If you're breastfeeding, your chances of conceiving again are already going to be reduced for a while. If your baby is exclusively nursing, nurses at least every four hours, doesn't rely on a pacifier for much of his sucking needs, and your period hasn't come back, your chances of getting pregnant in the first six months postpartum are around 2 percent; in other words, this lactational amenorrhea method (LAM) is more effective than many other methods of birth control. That's because the hormones released during frequent, exclusive nursing can keep you from ovulating and returning to fertility.

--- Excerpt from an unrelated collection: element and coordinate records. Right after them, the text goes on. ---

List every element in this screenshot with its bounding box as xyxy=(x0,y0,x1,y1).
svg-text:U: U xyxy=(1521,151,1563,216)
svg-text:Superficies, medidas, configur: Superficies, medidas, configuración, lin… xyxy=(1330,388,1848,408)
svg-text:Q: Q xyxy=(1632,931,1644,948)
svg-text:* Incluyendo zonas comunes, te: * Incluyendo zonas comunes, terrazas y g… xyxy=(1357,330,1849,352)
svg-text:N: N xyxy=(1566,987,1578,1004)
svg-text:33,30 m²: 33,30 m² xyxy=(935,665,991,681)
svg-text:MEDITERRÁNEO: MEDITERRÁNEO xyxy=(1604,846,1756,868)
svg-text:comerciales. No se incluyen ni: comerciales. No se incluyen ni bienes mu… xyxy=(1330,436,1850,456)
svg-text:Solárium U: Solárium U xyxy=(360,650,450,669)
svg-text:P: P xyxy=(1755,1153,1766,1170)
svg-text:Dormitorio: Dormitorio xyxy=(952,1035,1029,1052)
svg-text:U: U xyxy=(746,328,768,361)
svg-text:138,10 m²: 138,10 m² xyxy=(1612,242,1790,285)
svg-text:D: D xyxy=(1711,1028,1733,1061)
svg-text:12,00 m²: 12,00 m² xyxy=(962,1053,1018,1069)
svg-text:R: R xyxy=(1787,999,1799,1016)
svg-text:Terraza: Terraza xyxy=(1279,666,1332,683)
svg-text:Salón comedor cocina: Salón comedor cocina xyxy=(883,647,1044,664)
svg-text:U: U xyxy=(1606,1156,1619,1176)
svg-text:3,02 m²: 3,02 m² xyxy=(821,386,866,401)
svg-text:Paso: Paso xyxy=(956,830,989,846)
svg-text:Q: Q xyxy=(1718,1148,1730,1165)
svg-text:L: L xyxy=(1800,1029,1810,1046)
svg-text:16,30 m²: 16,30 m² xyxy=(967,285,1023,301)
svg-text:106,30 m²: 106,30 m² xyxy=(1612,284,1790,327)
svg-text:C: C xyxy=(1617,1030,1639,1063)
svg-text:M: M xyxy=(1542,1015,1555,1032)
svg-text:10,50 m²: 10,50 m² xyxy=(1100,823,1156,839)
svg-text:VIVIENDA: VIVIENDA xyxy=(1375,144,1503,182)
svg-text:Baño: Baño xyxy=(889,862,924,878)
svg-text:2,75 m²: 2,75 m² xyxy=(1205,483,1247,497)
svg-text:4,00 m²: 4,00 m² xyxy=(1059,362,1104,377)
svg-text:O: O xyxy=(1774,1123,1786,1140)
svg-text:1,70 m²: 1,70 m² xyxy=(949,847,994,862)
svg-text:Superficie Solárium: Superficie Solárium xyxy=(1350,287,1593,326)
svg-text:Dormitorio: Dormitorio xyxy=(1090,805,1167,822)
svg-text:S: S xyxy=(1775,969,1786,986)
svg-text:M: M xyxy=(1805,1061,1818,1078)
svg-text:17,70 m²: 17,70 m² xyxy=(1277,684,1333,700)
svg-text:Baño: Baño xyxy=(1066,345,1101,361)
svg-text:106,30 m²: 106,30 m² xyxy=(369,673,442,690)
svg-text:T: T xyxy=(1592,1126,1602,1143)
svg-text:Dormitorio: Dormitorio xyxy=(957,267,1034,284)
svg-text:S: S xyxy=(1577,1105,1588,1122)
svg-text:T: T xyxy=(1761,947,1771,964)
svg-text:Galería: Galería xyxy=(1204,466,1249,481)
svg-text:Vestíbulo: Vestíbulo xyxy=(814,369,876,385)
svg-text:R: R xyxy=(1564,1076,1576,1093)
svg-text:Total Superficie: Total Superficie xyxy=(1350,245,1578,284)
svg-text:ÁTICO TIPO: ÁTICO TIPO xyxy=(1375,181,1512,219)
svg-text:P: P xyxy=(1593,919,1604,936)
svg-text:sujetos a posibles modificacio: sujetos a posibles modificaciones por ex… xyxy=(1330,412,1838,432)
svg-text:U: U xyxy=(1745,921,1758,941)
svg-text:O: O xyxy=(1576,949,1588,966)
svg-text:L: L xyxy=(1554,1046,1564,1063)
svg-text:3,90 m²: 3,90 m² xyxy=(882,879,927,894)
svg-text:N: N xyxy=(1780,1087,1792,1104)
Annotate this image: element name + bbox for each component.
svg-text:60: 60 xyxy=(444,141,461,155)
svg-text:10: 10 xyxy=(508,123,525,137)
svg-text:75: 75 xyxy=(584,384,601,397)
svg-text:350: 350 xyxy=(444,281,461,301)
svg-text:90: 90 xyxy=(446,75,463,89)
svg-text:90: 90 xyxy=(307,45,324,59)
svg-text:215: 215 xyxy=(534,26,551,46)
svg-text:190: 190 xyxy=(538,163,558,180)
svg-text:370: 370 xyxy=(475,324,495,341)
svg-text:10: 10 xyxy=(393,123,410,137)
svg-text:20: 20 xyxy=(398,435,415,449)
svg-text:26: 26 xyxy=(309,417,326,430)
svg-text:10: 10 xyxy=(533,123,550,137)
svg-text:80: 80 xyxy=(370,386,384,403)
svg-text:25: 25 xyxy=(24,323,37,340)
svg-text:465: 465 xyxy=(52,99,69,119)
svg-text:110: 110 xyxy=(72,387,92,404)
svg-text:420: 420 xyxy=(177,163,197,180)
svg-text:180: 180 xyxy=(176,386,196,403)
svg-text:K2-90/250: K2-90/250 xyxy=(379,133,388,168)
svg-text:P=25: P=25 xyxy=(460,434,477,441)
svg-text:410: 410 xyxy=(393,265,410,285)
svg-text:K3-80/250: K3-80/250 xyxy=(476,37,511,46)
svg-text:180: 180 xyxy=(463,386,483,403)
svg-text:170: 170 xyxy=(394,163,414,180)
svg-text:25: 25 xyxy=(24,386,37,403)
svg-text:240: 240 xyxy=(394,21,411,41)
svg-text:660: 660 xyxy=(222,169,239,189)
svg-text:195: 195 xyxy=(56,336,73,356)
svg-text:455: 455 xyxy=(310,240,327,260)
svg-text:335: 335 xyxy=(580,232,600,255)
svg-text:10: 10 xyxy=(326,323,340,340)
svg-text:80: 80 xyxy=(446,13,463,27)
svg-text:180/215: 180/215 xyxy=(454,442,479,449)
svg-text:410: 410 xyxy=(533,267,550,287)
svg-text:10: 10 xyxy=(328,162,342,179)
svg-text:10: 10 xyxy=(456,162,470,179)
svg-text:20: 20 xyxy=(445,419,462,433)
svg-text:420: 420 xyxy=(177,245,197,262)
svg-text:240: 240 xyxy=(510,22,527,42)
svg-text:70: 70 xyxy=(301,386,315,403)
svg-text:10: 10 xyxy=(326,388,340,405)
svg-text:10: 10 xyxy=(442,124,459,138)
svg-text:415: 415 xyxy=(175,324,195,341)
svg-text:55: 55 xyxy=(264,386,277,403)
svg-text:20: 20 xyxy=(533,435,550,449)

It's important to keep nursing at night if you're relying on LAM as birth control. The hormones that cause fertility are most abundant at night, so you'll need to keep creating the fertility-suppressing hormones released during breastfeeding at night as well.
After your baby is six months old, your chances of getting pregnant go back up, even if you haven't had a period yet and are still nursing a lot. You won't always be warned by a period before you start ovulating, so don't rely on your first period as a sign that your fertility has returned. If you won't be breastfeeding, you'll need to think about contraception before the first time you have sex postpartum.
Mothers who aren't nursing at all can be fertile during even the earliest postpartum weeks and have even been known to be pregnant already by the six-week postpartum checkup! If you're bottle feeding or supplementing breastfeeding with formula, or if your nursing baby sleeps long stretches at night, frequently sucks a pacifier, is older than six months, eats solid foods, or regularly goes longer than four hours between feedings, the LAM method may be ineffective or less effective for you, and you should use another form of contraceptive if you want to prevent pregnancy.